You done hiding? You lazy piece of shit. You're talking the talk but not walking the walk. you fucking piece of furniture

Its been 3 months of sleep and excuses. Let's jump back in the cold water.

My  biggest fear is judging myself negatively. My biggest fear is having negative thoughts about myself. My biggest fear is my  own thoughts. I am afraid of my own thoughts. The thoughts  are mine. I am afraid of myself. I am in my own way. I don't know why I create this fear. I don't know why this ego is creating the fear. i don't know why it is that the ego hates itself. Why the fuck does my ego hate itself? why the fuck do hate myself? The last thing i want is to have negatieve thoughts about myself, so i create this positive self image and i tell everyone that im super positive and super happy. I fear feeling negative or bad about myself. I project this fear on others. I am creating stories why other people hate or can't stand themselves. I focus this outwards because the mechanism doesn't want to focus on itself. Projection is the self defense mechanism.

 

I am too self conscious and too self reflective.  I make awkward eye contact because i see myself in others peoples eyes.
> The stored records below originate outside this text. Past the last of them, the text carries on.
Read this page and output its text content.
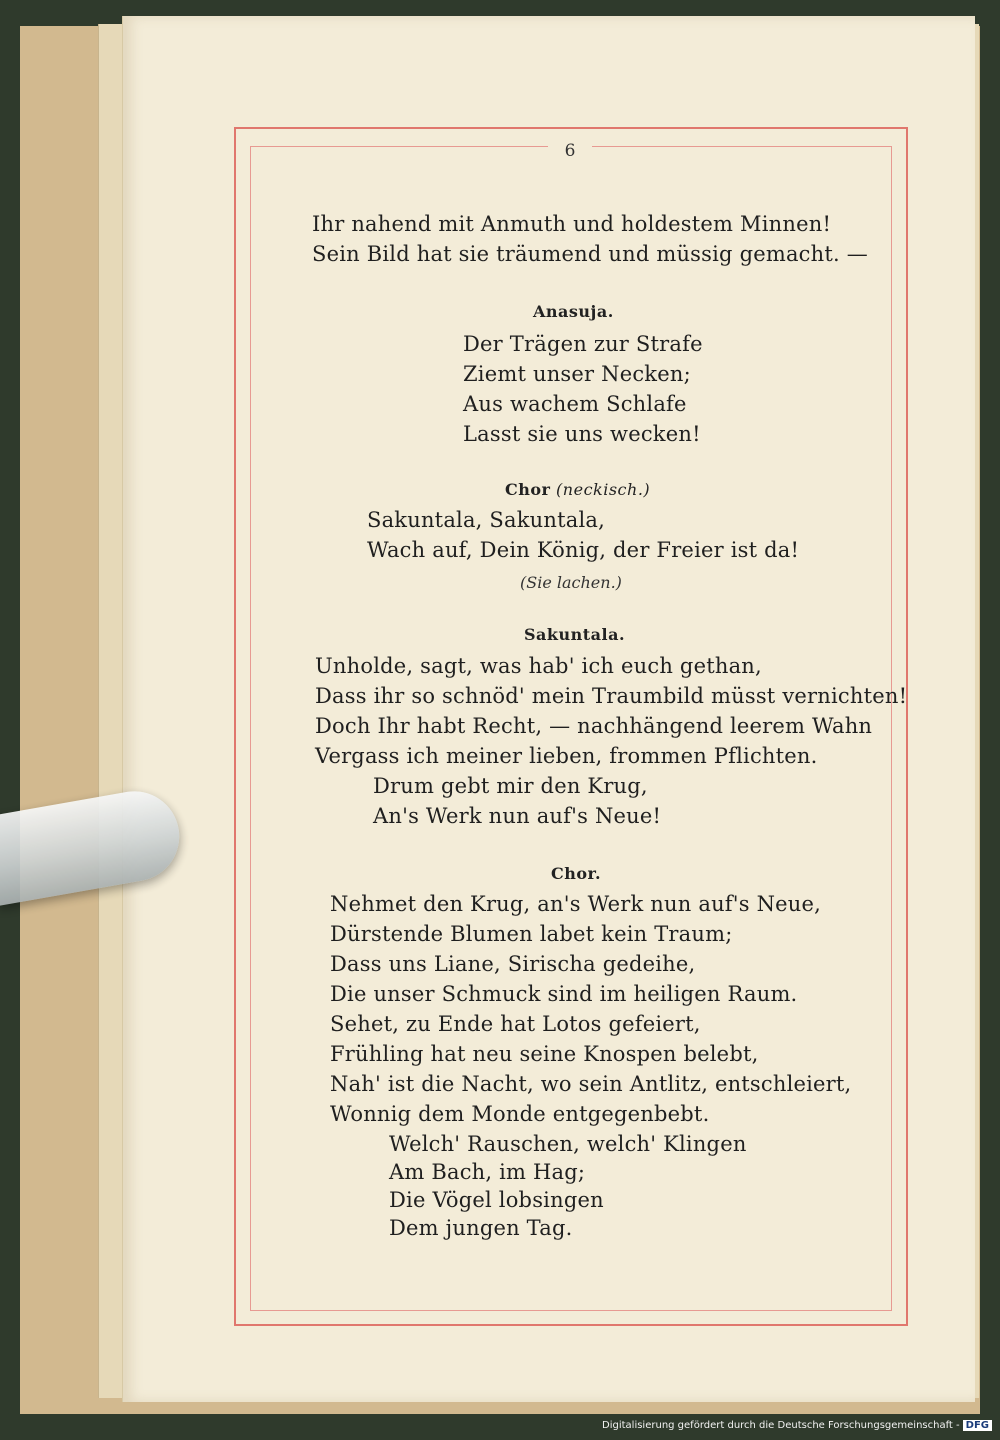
6
Ihr nahend mit Anmuth und holdestem Minnen!
Sein Bild hat sie träumend und müssig gemacht. —
Anasuja.
Der Trägen zur Strafe
Ziemt unser Necken;
Aus wachem Schlafe
Lasst sie uns wecken!
Chor (neckisch.)
Sakuntala, Sakuntala,
Wach auf, Dein König, der Freier ist da!
(Sie lachen.)
Sakuntala.
Unholde, sagt, was hab' ich euch gethan,
Dass ihr so schnöd' mein Traumbild müsst vernichten!
Doch Ihr habt Recht, — nachhängend leerem Wahn
Vergass ich meiner lieben, frommen Pflichten.
Drum gebt mir den Krug,
An's Werk nun auf's Neue!
Chor.
Nehmet den Krug, an's Werk nun auf's Neue,
Dürstende Blumen labet kein Traum;
Dass uns Liane, Sirischa gedeihe,
Die unser Schmuck sind im heiligen Raum.
Sehet, zu Ende hat Lotos gefeiert,
Frühling hat neu seine Knospen belebt,
Nah' ist die Nacht, wo sein Antlitz, entschleiert,
Wonnig dem Monde entgegenbebt.
Welch' Rauschen, welch' Klingen
Am Bach, im Hag;
Die Vögel lobsingen
Dem jungen Tag.
Digitalisierung gefördert durch die Deutsche Forschungsgemeinschaft - DFG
I see myself in others poeple's eyes and my ego doesn't like it. Even with my own family I noticed this. Here the awkwardness is a self defense mechanism. Here the looking away is a self defense mechanism. Its the stupid little ego thats looking away because it wants to feel shit about itself. Why the fuck do I do this to myself? Why the fuck do I make myself do this?

 

It would make sense that I feel resistance right now but I don't. This little smeagol inside of me has to stop hiding, this pathetic little monster that is my thoughts.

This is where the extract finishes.